Fix the holes in the screenKim Hak-eui, vice minister of the Ministry of Justice, resigned amid allegations and media reports he was among senior bureaucrats and politicians who were entertained with sex in return for giving favors to a corrupt construction businessman. He was promoted by the new government eight days ago. He denied the allegations, saying he resigned because his name was cited in the media. Prosecutors will have to verify the truth, but the incident again underscores the flaws and loopholes in the recruitment and appointment system of President Park Geun-hye and her presidential team. The oversight in Kim’s case is serious because he is a senior figure of a law enforcement office.
The police was investigating the sex-for-influence case before the vice ministerial-level appointment. The presidential secretariat heard the rumor late February, then checked with the prosecution and police. It decided it was okay to proceed with the appointment after hearing from police and the candidate’s wife. But whether it is true or not, it should not have taken lightly the fact that a senior figure of the judiciary branch was associated with a large-scale sex party and sex-tape scandal. It is entirely different from wild scandals about celebrities. It could undermine the authority and credibility of the government and law enforcement. The presidential office’s moral standards are in question if it indeed took the problem lightly.
Kim Haing, spokeswoman for the Blue House, said the presidential office confronted Kim about the rumor, but he denied any wrongdoing. That’s not good enough. If the presidential office screens its candidates simply by asking questions, its appointment process is hardly credible. The Blue House kept silent until the media reported Kim was on the sex tape. Worse, the presidential office has shown no accountability in the matter. It simply commented through a spokesman it will handle the resignation. It mouthed no word of apology for the contentious choice for a senior government post. We can hardly consider the act responsible.
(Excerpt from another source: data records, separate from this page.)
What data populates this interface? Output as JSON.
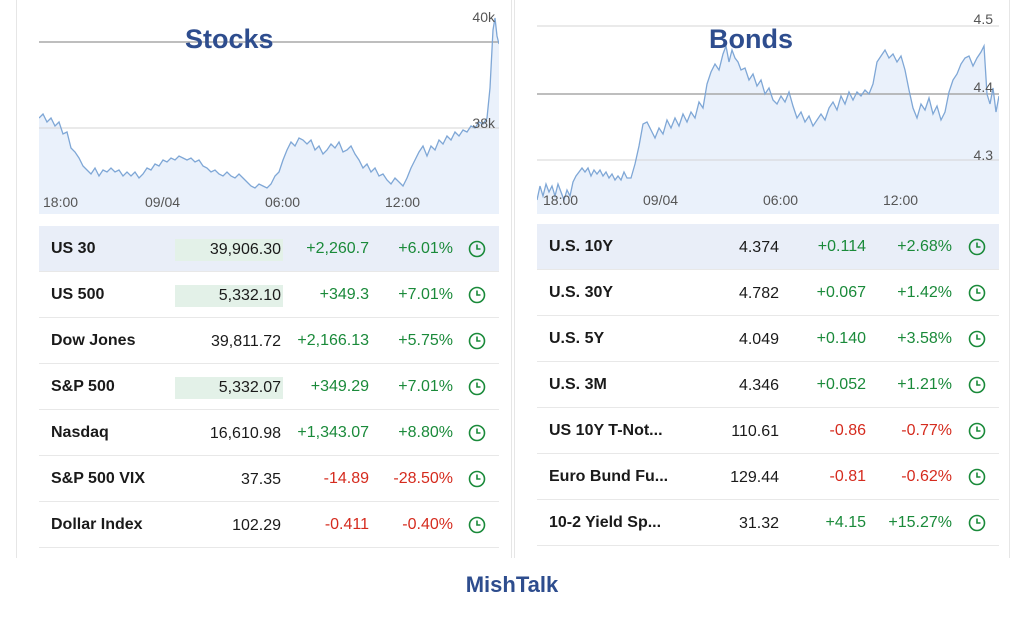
{
  "stocks": {
    "title": "Stocks",
    "chart": {
      "y_labels": [
        "40k",
        "38k"
      ],
      "x_labels": [
        "18:00",
        "09/04",
        "06:00",
        "12:00"
      ]
    },
    "rows": [
      {
        "name": "US 30",
        "price": "39,906.30",
        "change": "+2,260.7",
        "percent": "+6.01%",
        "direction": "up",
        "flash": true
      },
      {
        "name": "US 500",
        "price": "5,332.10",
        "change": "+349.3",
        "percent": "+7.01%",
        "direction": "up",
        "flash": true
      },
      {
        "name": "Dow Jones",
        "price": "39,811.72",
        "change": "+2,166.13",
        "percent": "+5.75%",
        "direction": "up",
        "flash": false
      },
      {
        "name": "S&P 500",
        "price": "5,332.07",
        "change": "+349.29",
        "percent": "+7.01%",
        "direction": "up",
        "flash": true
      },
      {
        "name": "Nasdaq",
        "price": "16,610.98",
        "change": "+1,343.07",
        "percent": "+8.80%",
        "direction": "up",
        "flash": false
      },
      {
        "name": "S&P 500 VIX",
        "price": "37.35",
        "change": "-14.89",
        "percent": "-28.50%",
        "direction": "down",
        "flash": false
      },
      {
        "name": "Dollar Index",
        "price": "102.29",
        "change": "-0.411",
        "percent": "-0.40%",
        "direction": "down",
        "flash": false
      }
    ]
  },
  "bonds": {
    "title": "Bonds",
    "chart": {
      "y_labels": [
        "4.5",
        "4.4",
        "4.3"
      ],
      "x_labels": [
        "18:00",
        "09/04",
        "06:00",
        "12:00"
      ]
    },
    "rows": [
      {
        "name": "U.S. 10Y",
        "price": "4.374",
        "change": "+0.114",
        "percent": "+2.68%",
        "direction": "up"
      },
      {
        "name": "U.S. 30Y",
        "price": "4.782",
        "change": "+0.067",
        "percent": "+1.42%",
        "direction": "up"
      },
      {
        "name": "U.S. 5Y",
        "price": "4.049",
        "change": "+0.140",
        "percent": "+3.58%",
        "direction": "up"
      },
      {
        "name": "U.S. 3M",
        "price": "4.346",
        "change": "+0.052",
        "percent": "+1.21%",
        "direction": "up"
      },
      {
        "name": "US 10Y T-Not...",
        "price": "110.61",
        "change": "-0.86",
        "percent": "-0.77%",
        "direction": "down"
      },
      {
        "name": "Euro Bund Fu...",
        "price": "129.44",
        "change": "-0.81",
        "percent": "-0.62%",
        "direction": "down"
      },
      {
        "name": "10-2 Yield Sp...",
        "price": "31.32",
        "change": "+4.15",
        "percent": "+15.27%",
        "direction": "up"
      }
    ]
  },
  "footer": {
    "brand": "MishTalk"
  },
  "colors": {
    "up": "#1a8a3a",
    "down": "#d52b1e",
    "brand": "#2e4d8e",
    "line": "#7fa7d6",
    "fill": "#eaf1fb",
    "highlight": "#e9eef8"
  }
}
The case is drawing huge interest from the public not just because it is a sex scandal. It showed the ugly and decadent behavior of the rich and powerful. It could trigger public rage and aggravate resentment toward the elite depending on the outcome of the investigation. The Blue House seriously lacks judgment if it made the appointment without considering the potential repercussions and failed to study the police report thoroughly. The capacity of the secretariat would also be in question if it did not report the matter to the president beforehand. In every way, the Blue House cannot avoid the criticism of incompetence in appointments. It needs to fix its recruitment and screening system.